There is no special “memory attention head” or weighted priority system. It’s all regular attention — the model attends to memory tokens the same way it attends to any other token, and the training just makes it likely that relevant memory tokens will get high attention scores.

Different approaches across providers:

  • File-based (like CLAUDE.md / memory files): memories are literal text files loaded into context at conversation start. Simple, transparent, user-editable. Retrieval is basic (load everything, or keyword matching).
  • Vector database-backed: memories are embedded and stored in a vector DB (Pinecone, Chroma, etc.). Retrieval uses embedding similarity. Scales to many memories because you only inject the most relevant ones, not all of them.
  • Conversation summarization: instead of saving specific memories, periodically summarize the conversation and store the summary. Less granular but captures overall patterns.
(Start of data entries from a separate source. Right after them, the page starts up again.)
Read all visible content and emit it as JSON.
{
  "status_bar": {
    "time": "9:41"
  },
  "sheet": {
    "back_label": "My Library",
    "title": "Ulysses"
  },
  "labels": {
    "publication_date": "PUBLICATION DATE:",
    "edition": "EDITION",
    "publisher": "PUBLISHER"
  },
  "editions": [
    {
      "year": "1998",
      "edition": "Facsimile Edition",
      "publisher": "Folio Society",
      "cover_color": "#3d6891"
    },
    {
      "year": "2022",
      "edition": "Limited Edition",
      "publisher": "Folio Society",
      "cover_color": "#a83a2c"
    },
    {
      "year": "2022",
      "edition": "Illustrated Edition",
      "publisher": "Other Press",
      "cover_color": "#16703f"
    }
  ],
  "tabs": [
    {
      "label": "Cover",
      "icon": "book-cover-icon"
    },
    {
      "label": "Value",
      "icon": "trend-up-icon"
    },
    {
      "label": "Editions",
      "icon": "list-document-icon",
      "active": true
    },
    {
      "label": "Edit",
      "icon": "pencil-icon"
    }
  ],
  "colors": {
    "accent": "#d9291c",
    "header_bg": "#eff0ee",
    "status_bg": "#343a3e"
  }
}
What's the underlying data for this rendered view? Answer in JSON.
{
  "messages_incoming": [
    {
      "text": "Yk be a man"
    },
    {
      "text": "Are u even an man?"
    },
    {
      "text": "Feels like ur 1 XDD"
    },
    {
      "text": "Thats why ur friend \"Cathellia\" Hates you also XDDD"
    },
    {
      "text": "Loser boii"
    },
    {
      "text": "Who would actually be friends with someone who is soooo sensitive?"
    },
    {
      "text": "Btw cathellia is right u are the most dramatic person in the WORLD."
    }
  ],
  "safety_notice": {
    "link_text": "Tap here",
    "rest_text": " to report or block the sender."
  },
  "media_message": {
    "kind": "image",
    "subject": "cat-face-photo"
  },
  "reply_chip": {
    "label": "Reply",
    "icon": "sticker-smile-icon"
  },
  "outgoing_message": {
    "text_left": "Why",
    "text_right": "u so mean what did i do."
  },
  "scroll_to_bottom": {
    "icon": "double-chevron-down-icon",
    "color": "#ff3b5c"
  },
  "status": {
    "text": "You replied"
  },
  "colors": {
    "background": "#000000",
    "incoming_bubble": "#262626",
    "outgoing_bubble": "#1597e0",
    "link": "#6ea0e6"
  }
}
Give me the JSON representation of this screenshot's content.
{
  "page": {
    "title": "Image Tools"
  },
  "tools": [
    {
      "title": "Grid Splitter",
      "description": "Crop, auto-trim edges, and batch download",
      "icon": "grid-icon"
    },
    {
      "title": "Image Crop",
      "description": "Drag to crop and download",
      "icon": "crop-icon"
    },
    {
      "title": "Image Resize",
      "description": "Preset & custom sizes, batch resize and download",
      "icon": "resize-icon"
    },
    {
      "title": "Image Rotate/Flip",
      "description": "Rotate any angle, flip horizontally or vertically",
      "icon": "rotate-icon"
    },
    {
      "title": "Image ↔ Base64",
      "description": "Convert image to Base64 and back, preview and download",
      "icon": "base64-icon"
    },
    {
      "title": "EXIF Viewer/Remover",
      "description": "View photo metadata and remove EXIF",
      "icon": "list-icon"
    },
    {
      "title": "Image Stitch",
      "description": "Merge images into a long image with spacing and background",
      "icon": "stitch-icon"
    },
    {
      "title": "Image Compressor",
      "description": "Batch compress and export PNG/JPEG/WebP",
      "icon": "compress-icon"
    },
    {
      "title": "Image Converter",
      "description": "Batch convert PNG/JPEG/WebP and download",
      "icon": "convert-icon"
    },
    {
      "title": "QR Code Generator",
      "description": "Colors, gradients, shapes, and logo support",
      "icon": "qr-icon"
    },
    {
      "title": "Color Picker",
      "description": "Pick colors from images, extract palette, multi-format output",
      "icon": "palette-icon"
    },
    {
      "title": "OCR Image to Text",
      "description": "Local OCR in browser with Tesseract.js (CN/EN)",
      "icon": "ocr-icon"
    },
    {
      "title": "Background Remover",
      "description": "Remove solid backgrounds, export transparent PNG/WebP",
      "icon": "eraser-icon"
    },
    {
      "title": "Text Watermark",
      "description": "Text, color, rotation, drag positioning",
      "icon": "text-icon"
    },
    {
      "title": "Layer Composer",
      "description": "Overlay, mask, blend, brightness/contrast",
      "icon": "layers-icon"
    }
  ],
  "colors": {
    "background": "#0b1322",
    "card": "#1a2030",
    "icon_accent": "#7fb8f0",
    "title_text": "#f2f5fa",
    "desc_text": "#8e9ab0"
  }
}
Performance profile: Memory systems add cost at two points. Retrieval (before the model runs) involves embedding the query and computing similarity against the memory store — this is a lightweight operation, typically running on CPU or a small embedding model, adding milliseconds. Context injection is where the real cost is: every memory added to context increases the input token count, increasing prefill compute (more tokens × all 80 layers) and KV cache usage. If you inject 2,000 tokens of memories into every conversation, that’s 2,000 additional tokens processed through the full model on every request — non-trivial at scale, but usually worth the quality improvement.